Air France marche encore sur des œufs dans la mise en œuvre de son plan stratégique
«Trimestre après trimestre, on améliore la situation, mais ce n’est pas encore suffisant», a lancé vendredi le directeur financier d’Air France-KLM, Philippe Calavia, qui assure que le groupe va «maintenir (ses) efforts». Les résultats 2012 témoignent de ce constat, avec une perte opérationnelle courante réduite de 353 à 300 millions, pour un chiffre d’affaires en hausse de 5,2% à 25,63 milliards d’euros.

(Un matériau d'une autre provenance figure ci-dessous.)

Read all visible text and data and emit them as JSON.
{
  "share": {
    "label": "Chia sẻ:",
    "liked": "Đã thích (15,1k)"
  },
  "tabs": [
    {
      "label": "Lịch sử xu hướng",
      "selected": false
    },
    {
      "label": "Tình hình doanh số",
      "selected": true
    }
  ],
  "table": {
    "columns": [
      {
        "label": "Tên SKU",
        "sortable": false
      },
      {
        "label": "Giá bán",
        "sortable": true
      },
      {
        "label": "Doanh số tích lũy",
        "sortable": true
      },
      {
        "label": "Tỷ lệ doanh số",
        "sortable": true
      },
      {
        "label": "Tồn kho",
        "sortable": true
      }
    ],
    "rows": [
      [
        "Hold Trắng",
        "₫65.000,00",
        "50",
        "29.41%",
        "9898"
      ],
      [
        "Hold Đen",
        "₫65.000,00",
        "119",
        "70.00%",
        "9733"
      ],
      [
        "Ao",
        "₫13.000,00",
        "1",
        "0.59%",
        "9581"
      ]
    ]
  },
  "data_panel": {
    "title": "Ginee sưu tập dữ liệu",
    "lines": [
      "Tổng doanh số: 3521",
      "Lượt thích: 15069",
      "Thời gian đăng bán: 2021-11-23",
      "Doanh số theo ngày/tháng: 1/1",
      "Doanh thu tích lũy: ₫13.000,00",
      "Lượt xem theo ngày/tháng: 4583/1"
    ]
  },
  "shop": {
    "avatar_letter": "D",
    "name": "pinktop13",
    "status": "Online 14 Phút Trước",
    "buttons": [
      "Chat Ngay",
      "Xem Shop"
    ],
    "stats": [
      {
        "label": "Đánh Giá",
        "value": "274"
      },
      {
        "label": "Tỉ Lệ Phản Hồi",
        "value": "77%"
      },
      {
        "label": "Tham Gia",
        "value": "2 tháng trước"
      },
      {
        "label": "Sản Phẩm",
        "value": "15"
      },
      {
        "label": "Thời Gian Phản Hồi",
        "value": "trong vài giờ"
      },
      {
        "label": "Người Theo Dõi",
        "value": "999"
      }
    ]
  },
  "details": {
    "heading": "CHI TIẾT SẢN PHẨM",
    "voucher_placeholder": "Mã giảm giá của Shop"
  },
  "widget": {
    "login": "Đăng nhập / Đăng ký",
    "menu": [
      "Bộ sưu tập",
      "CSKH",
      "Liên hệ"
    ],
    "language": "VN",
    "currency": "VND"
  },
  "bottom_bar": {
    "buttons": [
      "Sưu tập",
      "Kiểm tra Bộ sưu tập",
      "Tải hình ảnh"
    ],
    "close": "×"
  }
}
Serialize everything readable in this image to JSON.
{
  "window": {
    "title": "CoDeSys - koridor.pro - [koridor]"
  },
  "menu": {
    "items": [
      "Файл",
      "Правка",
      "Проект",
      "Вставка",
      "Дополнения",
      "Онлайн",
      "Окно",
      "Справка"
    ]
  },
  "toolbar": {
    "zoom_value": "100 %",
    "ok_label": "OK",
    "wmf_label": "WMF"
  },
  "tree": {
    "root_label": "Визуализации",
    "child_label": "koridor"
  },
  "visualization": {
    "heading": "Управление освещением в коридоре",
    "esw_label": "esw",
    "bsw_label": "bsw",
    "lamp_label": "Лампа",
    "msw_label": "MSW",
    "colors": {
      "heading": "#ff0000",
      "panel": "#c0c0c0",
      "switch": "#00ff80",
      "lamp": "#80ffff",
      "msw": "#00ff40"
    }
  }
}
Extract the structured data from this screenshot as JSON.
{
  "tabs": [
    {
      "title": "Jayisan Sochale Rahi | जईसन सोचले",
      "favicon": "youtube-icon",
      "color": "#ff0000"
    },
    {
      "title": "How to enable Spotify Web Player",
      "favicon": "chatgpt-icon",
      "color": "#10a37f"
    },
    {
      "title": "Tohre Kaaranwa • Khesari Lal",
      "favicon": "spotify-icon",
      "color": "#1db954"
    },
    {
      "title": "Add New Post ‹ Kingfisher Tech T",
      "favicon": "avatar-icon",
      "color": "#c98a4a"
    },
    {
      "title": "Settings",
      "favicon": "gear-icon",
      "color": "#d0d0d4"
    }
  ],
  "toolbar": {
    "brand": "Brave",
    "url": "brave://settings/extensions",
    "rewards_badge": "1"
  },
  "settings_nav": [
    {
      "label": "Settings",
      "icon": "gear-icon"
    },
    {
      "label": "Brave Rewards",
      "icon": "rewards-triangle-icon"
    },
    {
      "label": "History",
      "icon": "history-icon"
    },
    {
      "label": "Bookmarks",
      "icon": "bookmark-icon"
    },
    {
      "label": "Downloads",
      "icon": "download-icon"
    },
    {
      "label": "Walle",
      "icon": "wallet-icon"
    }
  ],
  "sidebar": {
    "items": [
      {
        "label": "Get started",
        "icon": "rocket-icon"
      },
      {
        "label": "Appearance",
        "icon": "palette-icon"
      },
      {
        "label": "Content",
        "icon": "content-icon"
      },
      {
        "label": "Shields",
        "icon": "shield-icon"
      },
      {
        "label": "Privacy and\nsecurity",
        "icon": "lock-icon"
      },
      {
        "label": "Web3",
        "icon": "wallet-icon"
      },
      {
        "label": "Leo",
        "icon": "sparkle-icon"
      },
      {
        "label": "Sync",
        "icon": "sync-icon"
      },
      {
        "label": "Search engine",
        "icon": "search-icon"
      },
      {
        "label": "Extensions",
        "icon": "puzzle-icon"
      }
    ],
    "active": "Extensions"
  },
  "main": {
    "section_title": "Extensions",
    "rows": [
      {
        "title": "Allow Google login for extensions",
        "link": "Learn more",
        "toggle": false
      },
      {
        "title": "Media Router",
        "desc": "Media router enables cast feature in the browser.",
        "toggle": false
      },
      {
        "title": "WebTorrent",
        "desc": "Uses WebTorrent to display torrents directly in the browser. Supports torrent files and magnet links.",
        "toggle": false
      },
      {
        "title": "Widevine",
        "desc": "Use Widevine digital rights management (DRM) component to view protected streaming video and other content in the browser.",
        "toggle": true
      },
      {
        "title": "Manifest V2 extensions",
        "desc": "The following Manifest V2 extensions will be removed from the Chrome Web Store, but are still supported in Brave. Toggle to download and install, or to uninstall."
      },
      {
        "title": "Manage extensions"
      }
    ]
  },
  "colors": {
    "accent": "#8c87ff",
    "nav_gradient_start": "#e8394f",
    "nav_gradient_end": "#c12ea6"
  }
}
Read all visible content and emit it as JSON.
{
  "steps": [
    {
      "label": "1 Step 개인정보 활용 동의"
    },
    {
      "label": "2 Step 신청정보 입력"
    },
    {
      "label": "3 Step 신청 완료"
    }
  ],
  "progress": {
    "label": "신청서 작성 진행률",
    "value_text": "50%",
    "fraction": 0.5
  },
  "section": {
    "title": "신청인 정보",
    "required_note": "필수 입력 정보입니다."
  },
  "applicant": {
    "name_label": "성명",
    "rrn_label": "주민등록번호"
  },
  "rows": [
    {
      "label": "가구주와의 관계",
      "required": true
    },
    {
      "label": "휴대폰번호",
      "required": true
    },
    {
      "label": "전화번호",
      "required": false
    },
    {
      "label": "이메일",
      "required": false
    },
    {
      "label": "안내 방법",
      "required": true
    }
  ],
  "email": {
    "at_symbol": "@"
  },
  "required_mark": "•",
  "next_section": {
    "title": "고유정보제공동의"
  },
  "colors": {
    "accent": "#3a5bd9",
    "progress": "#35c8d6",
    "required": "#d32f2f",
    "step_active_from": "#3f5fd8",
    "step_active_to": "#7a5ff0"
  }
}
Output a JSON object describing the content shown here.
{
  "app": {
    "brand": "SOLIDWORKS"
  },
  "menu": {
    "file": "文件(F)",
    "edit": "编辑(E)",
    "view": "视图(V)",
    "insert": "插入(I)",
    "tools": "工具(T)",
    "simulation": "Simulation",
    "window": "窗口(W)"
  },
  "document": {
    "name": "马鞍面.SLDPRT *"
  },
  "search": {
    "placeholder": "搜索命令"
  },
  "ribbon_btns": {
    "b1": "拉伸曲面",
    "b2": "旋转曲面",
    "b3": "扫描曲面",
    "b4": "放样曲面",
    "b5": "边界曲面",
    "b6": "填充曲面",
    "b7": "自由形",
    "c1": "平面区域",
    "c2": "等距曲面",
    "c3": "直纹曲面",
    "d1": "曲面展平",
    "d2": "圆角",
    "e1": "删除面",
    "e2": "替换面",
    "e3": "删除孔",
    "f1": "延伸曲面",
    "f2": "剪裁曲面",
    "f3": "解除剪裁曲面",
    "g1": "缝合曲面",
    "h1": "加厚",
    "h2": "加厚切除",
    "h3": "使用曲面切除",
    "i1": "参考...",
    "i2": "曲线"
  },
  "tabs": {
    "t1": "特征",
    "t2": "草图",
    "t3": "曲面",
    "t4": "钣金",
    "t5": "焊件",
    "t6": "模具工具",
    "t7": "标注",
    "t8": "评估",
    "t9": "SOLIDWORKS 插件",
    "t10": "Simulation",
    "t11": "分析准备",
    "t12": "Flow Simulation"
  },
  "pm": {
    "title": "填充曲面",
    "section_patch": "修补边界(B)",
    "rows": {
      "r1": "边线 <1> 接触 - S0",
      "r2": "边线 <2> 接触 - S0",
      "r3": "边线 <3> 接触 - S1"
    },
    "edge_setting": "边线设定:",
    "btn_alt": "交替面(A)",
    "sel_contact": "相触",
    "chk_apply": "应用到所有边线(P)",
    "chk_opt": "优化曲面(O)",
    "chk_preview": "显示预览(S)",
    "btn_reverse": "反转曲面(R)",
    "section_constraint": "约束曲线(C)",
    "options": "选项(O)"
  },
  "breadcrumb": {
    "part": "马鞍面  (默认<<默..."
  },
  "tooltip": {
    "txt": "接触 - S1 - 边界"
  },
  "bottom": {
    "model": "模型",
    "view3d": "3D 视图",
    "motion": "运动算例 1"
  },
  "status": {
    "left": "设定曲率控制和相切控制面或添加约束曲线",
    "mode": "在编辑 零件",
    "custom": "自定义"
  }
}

Aurel, qui note que «Transavia se révèle être un succès», souligne que «le trafic passager a plus que compensé l’atonie du trafic cargo», dont les facturations cèdent 2,7%. Le courtier estime que la direction «s’attaque avec succès» à la réduction des coûts opérationnels et à l’«adaptation des ressources humaines aux besoins de l’entreprise». Sous le coup d’une provision de restructuration de 471 millions, la perte nette a tout de même bondi de 809 millions à 1,19 milliard l’an passé.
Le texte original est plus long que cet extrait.